Jacobs predicts creating task forces that are transparent to the public and comprised of some of the hospital’s 16,000 employees will be instrumental in carrying out their goals.
“We'll have to measure our success along the way. We will decide together what our key performance indicators will be and then we will decide how we will track them and then we will regularly reevaluate our progress to see if we need to decide our objectives or change our approach,” Jacobs said.
Creating a strategic plan to reflect the communities’ collective desired goals will be next on his to-do list, a move to build upon the strategic plan previously set in place that his predecessor, Dr. Robertson, sponsored.
The current strategic plan the university has posted on its website, called Vision 2020, lists an organization “diverse in people and ideas” as one of its goals, a tradition Jacobs plans to continue.
“I think diversity is a moral imperative. It certainly resonates with me personally,” Jacobs said.
He added diverse organizations tend to better serve their faculty, staff, and clients, according to research.

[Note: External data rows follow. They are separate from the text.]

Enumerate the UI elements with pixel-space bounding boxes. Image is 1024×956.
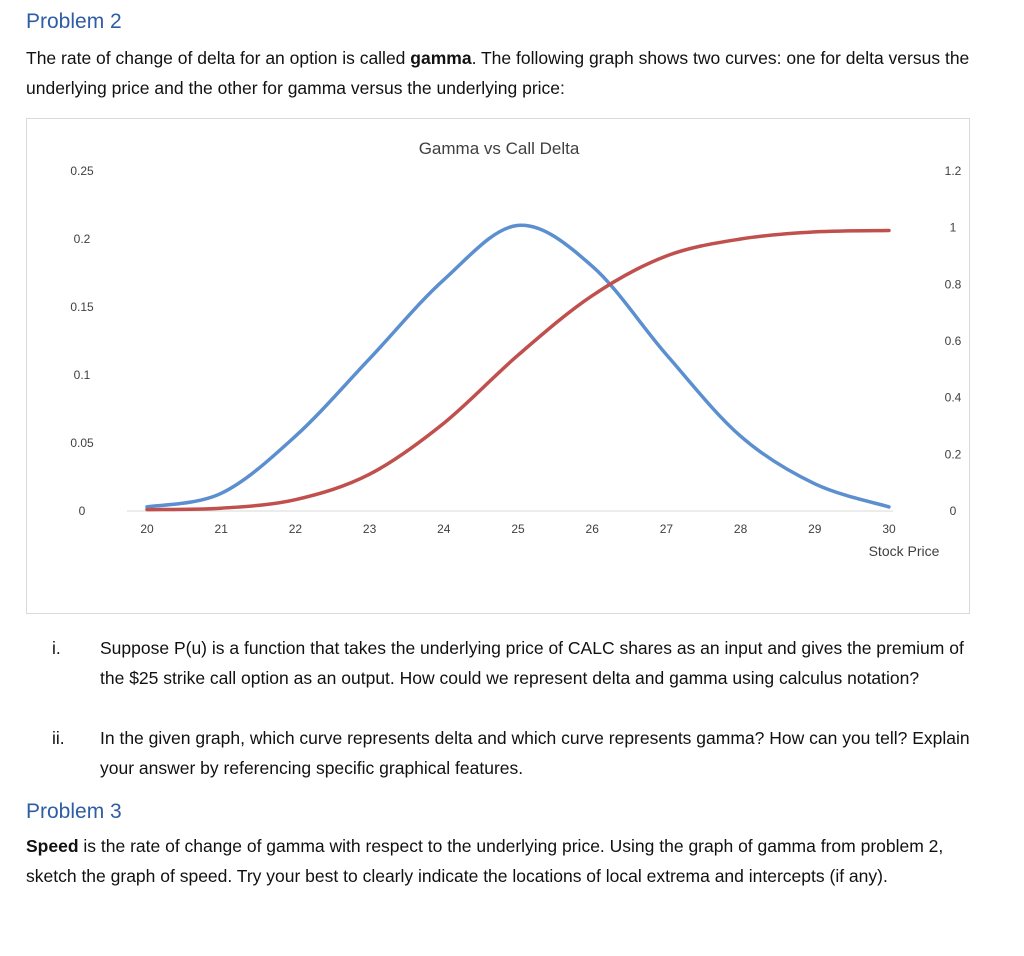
y-left-tick-label: 0.1: [74, 368, 91, 382]
x-tick-label: 30: [882, 522, 896, 536]
y-left-tick-label: 0.25: [70, 164, 94, 178]
question-item: i. Suppose P(u) is a function that takes …: [26, 633, 986, 723]
x-axis-label: Stock Price: [869, 543, 940, 559]
question-item: ii. In the given graph, which curve repre…: [26, 723, 986, 813]
x-tick-label: 21: [215, 522, 229, 536]
x-tick-label: 25: [511, 522, 525, 536]
question-text: Suppose P(u) is a function that takes th…: [100, 638, 964, 688]
chart-canvas: Gamma vs Call Delta 0.25 0.2 0.15 0.1 0.05 0 1.…: [70, 139, 962, 559]
x-tick-label: 24: [437, 522, 451, 536]
gamma-delta-chart: Gamma vs Call Delta 0.25 0.2 0.15 0.1 0.05 0 1.…: [26, 118, 970, 614]
x-tick-label: 26: [586, 522, 600, 536]
problem-3-heading: Problem 3: [26, 800, 122, 823]
speed-term: Speed: [26, 836, 79, 856]
x-tick-label: 29: [808, 522, 822, 536]
y-right-tick-label: 0.8: [945, 277, 962, 291]
x-tick-label: 27: [660, 522, 674, 536]
intro-text-end: . The following graph shows two curves: …: [26, 48, 970, 98]
series-line-right-axis: [145, 228, 891, 512]
y-left-tick-label: 0.05: [70, 436, 94, 450]
problem-2-intro: The rate of change of delta for an optio…: [26, 43, 986, 103]
y-right-tick-label: 0.6: [945, 334, 962, 348]
y-right-tick-label: 0.4: [945, 391, 962, 405]
y-left-tick-label: 0: [79, 504, 86, 518]
chart-title: Gamma vs Call Delta: [419, 139, 580, 158]
series-line-left-axis: [145, 223, 891, 509]
intro-text-start: The rate of change of delta for an optio…: [26, 48, 411, 68]
y-right-tick-label: 0.2: [945, 447, 962, 461]
x-tick-label: 23: [363, 522, 377, 536]
x-tick-label: 28: [734, 522, 748, 536]
y-right-tick-label: 1: [950, 221, 957, 235]
gamma-term: gamma: [410, 48, 472, 68]
problem-2-heading: Problem 2: [26, 10, 122, 33]
y-right-tick-label: 1.2: [945, 164, 962, 178]
y-left-tick-label: 0.2: [74, 232, 91, 246]
problem-3-body: Speed is the rate of change of gamma wit…: [26, 831, 986, 891]
y-left-tick-label: 0.15: [70, 300, 94, 314]
question-number: i.: [52, 638, 61, 658]
y-right-tick-label: 0: [950, 504, 957, 518]
x-tick-label: 22: [289, 522, 303, 536]
x-tick-label: 20: [140, 522, 154, 536]
question-text: In the given graph, which curve represen…: [100, 728, 970, 778]
question-number: ii.: [52, 728, 65, 748]
problem-3-text: is the rate of change of gamma with resp…: [26, 836, 944, 886]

An ongoing effort for staff to undergo training that is designed to thwart the negative effects of unconscious biases at the university is another measure the university is taking to ensure inclusiveness.
“We'll continue that initiative, I think that's an important one,” Jacobs said.

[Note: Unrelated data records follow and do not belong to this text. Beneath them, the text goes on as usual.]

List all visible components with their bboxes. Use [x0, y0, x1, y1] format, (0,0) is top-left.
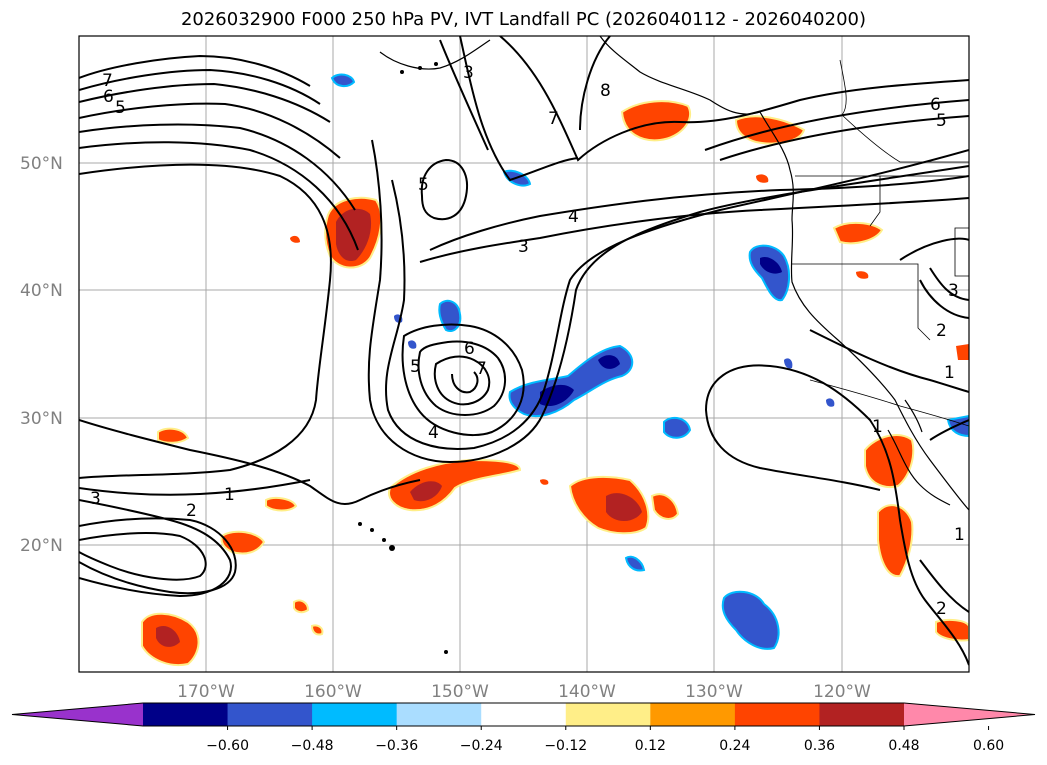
coastlines — [379, 36, 969, 511]
negative-shading — [330, 73, 969, 650]
contour-label-2a: 2 — [186, 501, 197, 521]
islands — [358, 62, 448, 654]
colorbar-tick-label: 0.36 — [804, 738, 835, 754]
colorbar-bin — [396, 703, 482, 726]
contour-label-1c: 1 — [872, 417, 883, 437]
lon-label-130w: 130°W — [685, 682, 743, 702]
colorbar-tick-label: −0.24 — [460, 738, 503, 754]
map-frame — [78, 35, 970, 673]
colorbar-tick-label: 0.48 — [888, 738, 919, 754]
contour-label-6a: 6 — [103, 87, 114, 107]
contour-label-7a: 7 — [102, 71, 113, 91]
contour-label-3d: 3 — [948, 281, 959, 301]
colorbar-bin — [650, 703, 736, 726]
colorbar-tick-label: −0.48 — [291, 738, 334, 754]
gridlines — [79, 36, 969, 672]
lon-label-170w: 170°W — [177, 682, 235, 702]
colorbar-tick-label: −0.60 — [206, 738, 249, 754]
lat-label-30n: 30°N — [20, 409, 63, 429]
contour-label-3c: 3 — [90, 489, 101, 509]
colorbar-tick-label: 0.12 — [635, 738, 666, 754]
contour-label-5d: 5 — [410, 357, 421, 377]
map-title: 2026032900 F000 250 hPa PV, IVT Landfall… — [180, 9, 867, 30]
contour-label-7c: 7 — [476, 359, 487, 379]
contour-label-6b: 6 — [930, 95, 941, 115]
colorbar-bin — [227, 703, 313, 726]
colorbar-tick-label: 0.60 — [973, 738, 1004, 754]
colorbar-extend-high — [904, 703, 1035, 726]
colorbar-tick-label: 0.24 — [719, 738, 750, 754]
colorbar-tick-label: −0.12 — [544, 738, 587, 754]
colorbar-bin — [734, 703, 820, 726]
contour-label-6c: 6 — [464, 339, 475, 359]
lon-label-140w: 140°W — [558, 682, 616, 702]
contour-label-5b: 5 — [418, 175, 429, 195]
latitude-labels: 50°N 40°N 30°N 20°N — [20, 154, 63, 556]
contour-label-1d: 1 — [954, 525, 965, 545]
lat-label-50n: 50°N — [20, 154, 63, 174]
contour-label-2b: 2 — [936, 321, 947, 341]
colorbar-bin — [565, 703, 651, 726]
lon-label-150w: 150°W — [431, 682, 489, 702]
colorbar-bin — [819, 703, 905, 726]
contour-label-1a: 1 — [224, 485, 235, 505]
lon-label-160w: 160°W — [304, 682, 362, 702]
colorbar-bin — [312, 703, 398, 726]
contour-label-4a: 4 — [568, 207, 579, 227]
contour-label-3a: 3 — [463, 63, 474, 83]
contour-label-1b: 1 — [944, 363, 955, 383]
longitude-labels: 170°W 160°W 150°W 140°W 130°W 120°W — [177, 682, 871, 702]
colorbar-bin — [143, 703, 229, 726]
colorbar-outline — [11, 702, 1036, 727]
colorbar: −0.60 −0.48 −0.36 −0.24 −0.12 0.12 0.24 0.36 0.4… — [11, 702, 1036, 754]
contour-label-4b: 4 — [428, 423, 439, 443]
colorbar-bin — [481, 703, 567, 726]
contour-label-3b: 3 — [518, 237, 529, 257]
map-background — [79, 36, 969, 672]
lon-label-120w: 120°W — [813, 682, 871, 702]
contour-labels: 7 6 5 3 8 7 5 6 5 4 3 6 5 7 4 1 2 3 2 3 … — [90, 63, 965, 619]
colorbar-extend-low — [12, 703, 143, 726]
contour-label-5a: 5 — [115, 98, 126, 118]
pv-contours — [79, 36, 969, 666]
lat-label-20n: 20°N — [20, 536, 63, 556]
contour-label-8: 8 — [600, 81, 611, 101]
contour-label-2c: 2 — [936, 599, 947, 619]
contour-label-7b: 7 — [548, 109, 559, 129]
lat-label-40n: 40°N — [20, 281, 63, 301]
contour-label-5c: 5 — [936, 111, 947, 131]
colorbar-tick-label: −0.36 — [375, 738, 418, 754]
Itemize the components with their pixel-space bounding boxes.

In terms of Jacobs’ education goals of the university, he advocates for a team-based, patient-centered pedagogy.
In addition to a medical doctorate, Jacobs also boasts a master’s in public health and is an American College of Surgeons fellow. He’s also held faculty positions at University of Pennsylvania, Harvard, Creighton University, and Duke University, where he was chair of surgery for about a decade before moving to Texas.

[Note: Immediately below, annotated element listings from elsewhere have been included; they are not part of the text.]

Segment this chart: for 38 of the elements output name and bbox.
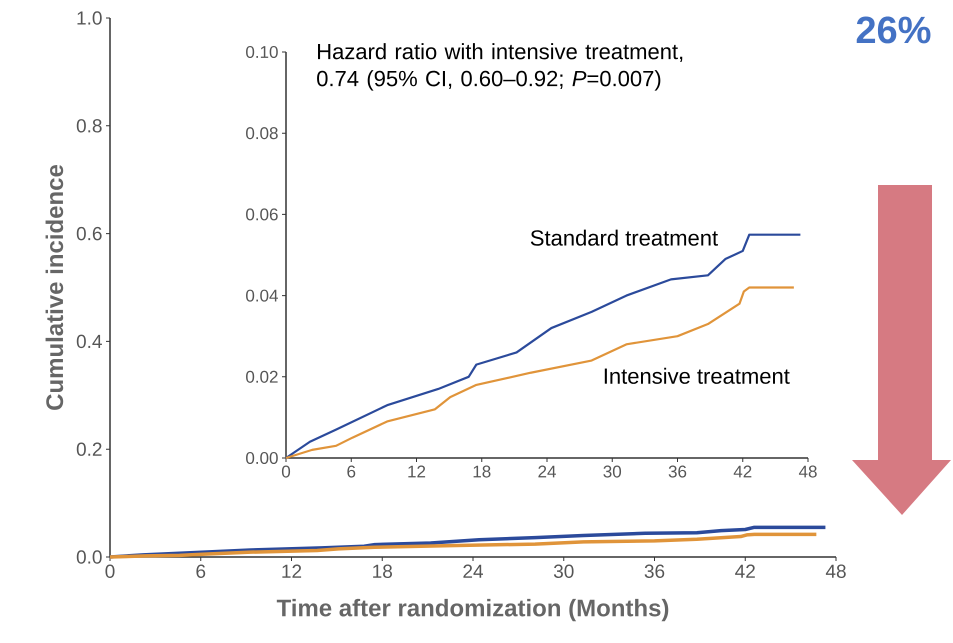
x-tick-label: 0: [282, 466, 290, 478]
x-tick-label: 12: [282, 564, 302, 578]
y-tick-label: 0.08: [246, 127, 278, 140]
y-tick-label: 0.4: [76, 334, 102, 348]
x-tick-label: 48: [798, 466, 817, 478]
x-tick-label: 6: [347, 466, 356, 478]
y-tick-label: 0.0: [76, 550, 102, 564]
y-tick-label: 0.6: [76, 226, 102, 240]
x-tick-label: 18: [373, 564, 392, 578]
x-tick-label: 24: [538, 466, 556, 478]
text: 26%: [856, 16, 930, 44]
x-tick-label: 12: [408, 466, 426, 478]
y-tick-label: 0.06: [246, 208, 278, 220]
line-series: [108, 532, 818, 559]
x-tick-label: 30: [554, 564, 574, 578]
x-tick-label: 30: [603, 466, 622, 478]
line-series: [284, 286, 795, 460]
y-tick-label: 1.0: [77, 11, 102, 25]
annotation: Hazard ratio with intensive treatment, 0.74 (95% CI, 0.60–0.92; P=0.007): [317, 43, 682, 91]
x-tick-label: 24: [463, 564, 484, 578]
y-tick-label: 0.2: [76, 442, 102, 456]
y-tick-label: 0.10: [246, 46, 278, 58]
y-tick-label: 0.04: [246, 290, 278, 302]
x-tick-label: 42: [735, 564, 755, 578]
series-label: Standard treatment: [530, 230, 718, 246]
x-tick-label: 48: [826, 564, 846, 578]
x-tick-label: 18: [474, 466, 490, 478]
x-tick-label: 42: [734, 466, 752, 478]
x-tick-label: 36: [644, 564, 664, 578]
y-tick-label: 0.02: [246, 370, 278, 383]
x-tick-label: 6: [196, 564, 206, 578]
series-label: Intensive treatment: [604, 368, 790, 384]
y-tick-label: 0.8: [76, 119, 102, 133]
x-axis-title: Time after randomization (Months): [276, 598, 668, 622]
y-axis-title: Cumulative incidence: [46, 164, 64, 410]
x-tick-label: 0: [105, 564, 115, 578]
x-tick-label: 36: [668, 466, 686, 478]
y-tick-label: 0.00: [246, 452, 278, 464]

As a researcher and doctor who once worked the front lines with patients, Jacob‘s interests included nutrition and metabolism and how that relates to caring for patients pre- and post- surgery. He also researched nuclear magnetic resonance spectroscopy of organ function, bioenergetics, and growth factors in the nutritional support of patients.
Jacobs was originally inspired to enter the science field as a child from seeing Russians making headway in the space race during the Cold War era of the 1950s with their release of Sputnik 1, the first artificial Earth satellite. He also wished to follow in the footsteps of his older sister, who was four years his senior and participated in national science foundation summer enrichment activities. But in order to reconcile the morals his parents instilled in him during his upbringing, which heavily emphasized community public service, he switched from being a full time basic science researcher to pursuing a career in medicine, with the nudging of a wise college counselor.
“Over my career it's really been about trying to figure out how to serve while also investigating problems or challenges that directly impacted patient care with the hope that I could in some way contribute to something that advanced the state of the art as regards to patient care,” he said.